I haven't checked snopes and I don't know the specifics. 
Certain grains and beans need to be cooked to be safe, is my feeling, though I don't know for certain.
Here is just one site and don't believe everything you read.
Living and Raw Foods Community Support :: Recipes and Food Preparation :: raw beans?
I like the idea of a good substitute for ground beef with beans, I still think it may need more research.
I'll be listening and trying to learn from here. Thanks, ~Bliss


----------



## seans_potato_business (Aug 20, 2008)

Thanks for raising that concern, Bliss. I have contacted the UK government Food Standards Agency on the subject.

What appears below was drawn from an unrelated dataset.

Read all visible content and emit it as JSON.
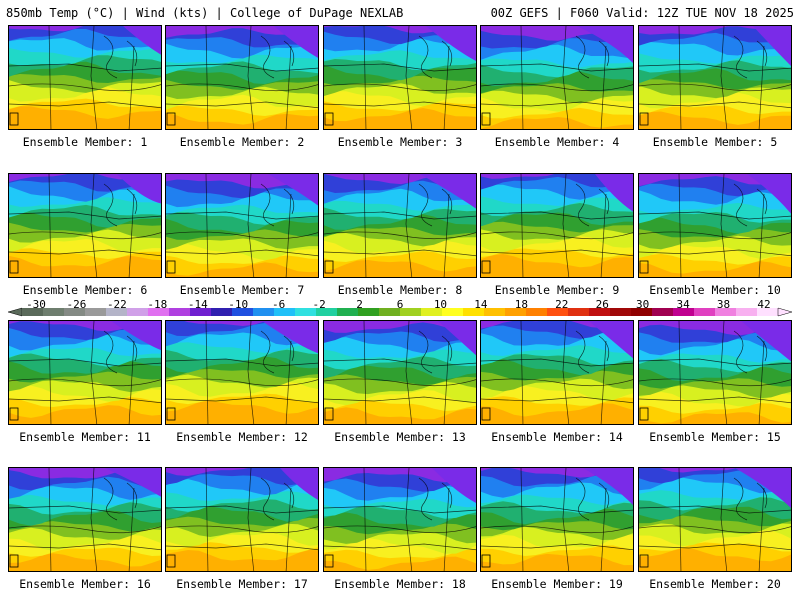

Edit: From the nice people at the FSA!:



			
				FSA said:
			
		

> _Aduki beans may contain small amounts of lectins, but these levels would
> not be expected to cause the effect associated with kidney beans. A study
> looking at the haemagglutination properties of a variety of commonly
> consumed beans found that Aduki beans did not cause agglutination and were
> ...




*Separate issue

*The original recipe says to mix the egg with the bread crumbs and the to mix that with the rest, but I don't think that's smart at all since the breadcrumbs absorb the egg which is then difficult to distribute through the mixture. I am trying to optimise the protocol along the following lines:

Add 150 grams drained, pre-soaked adzuki beans, one roughly chopped onion, 200 grams of strained tomato, 60 ml soy sauce, seasoning (e.g. salt/MSG, pepper, paprika) and one egg to blender and blend to a course or smooth consistency according to taste. Empty blender into a bowl and stir in enough breadcrumbs that the mixture is somewhat dry/semisolid. Form into patties and fry on both sides in a little oil.

Since for certain recipes, care is taken not to over-beat the egg, I wonder if it is appropriate to blend it with the other ingredients in this recipe?


----------



## blissful (Sep 3, 2008)

Great news Sean! 
I'll give these a try and report back. I'm out of adzuki beans right now but I'm going to first try lentils and then the improvement with adzuki beans. Thanks for checking! ~Bliss


----------



## seans_potato_business (Sep 4, 2008)

Hey blissful, if you choose not to cook the beans first (I still haven't checked whether or not it makes a difference) then be sure to soak for an extended period in the fridge (I soaked mine for between two and five days - they wind up pretty soft by then).

I've not tried it with lentils (although I have tried other burger recipes involving lentils). If they turn out good, let me know what you did, 'cause I've got a bag of lentils and they're pretty cheap. Thanks


----------



## seans_potato_business (Oct 2, 2008)

I tried with lentils myself (couldn't wait for you to report back) and found them to be a bit different (preferred adzuki beans). They seemed moister/less cohesive and less similar to real burgers using lentils. Next I will try mung beans, and then... the World!! (or quinoa).


----------



## blissful (Oct 2, 2008)

I did try lentils, they just taste good, the texture isn't so nice.
I'll get potatoes and adzuki beans on my next store run......haven't forgotten!


----------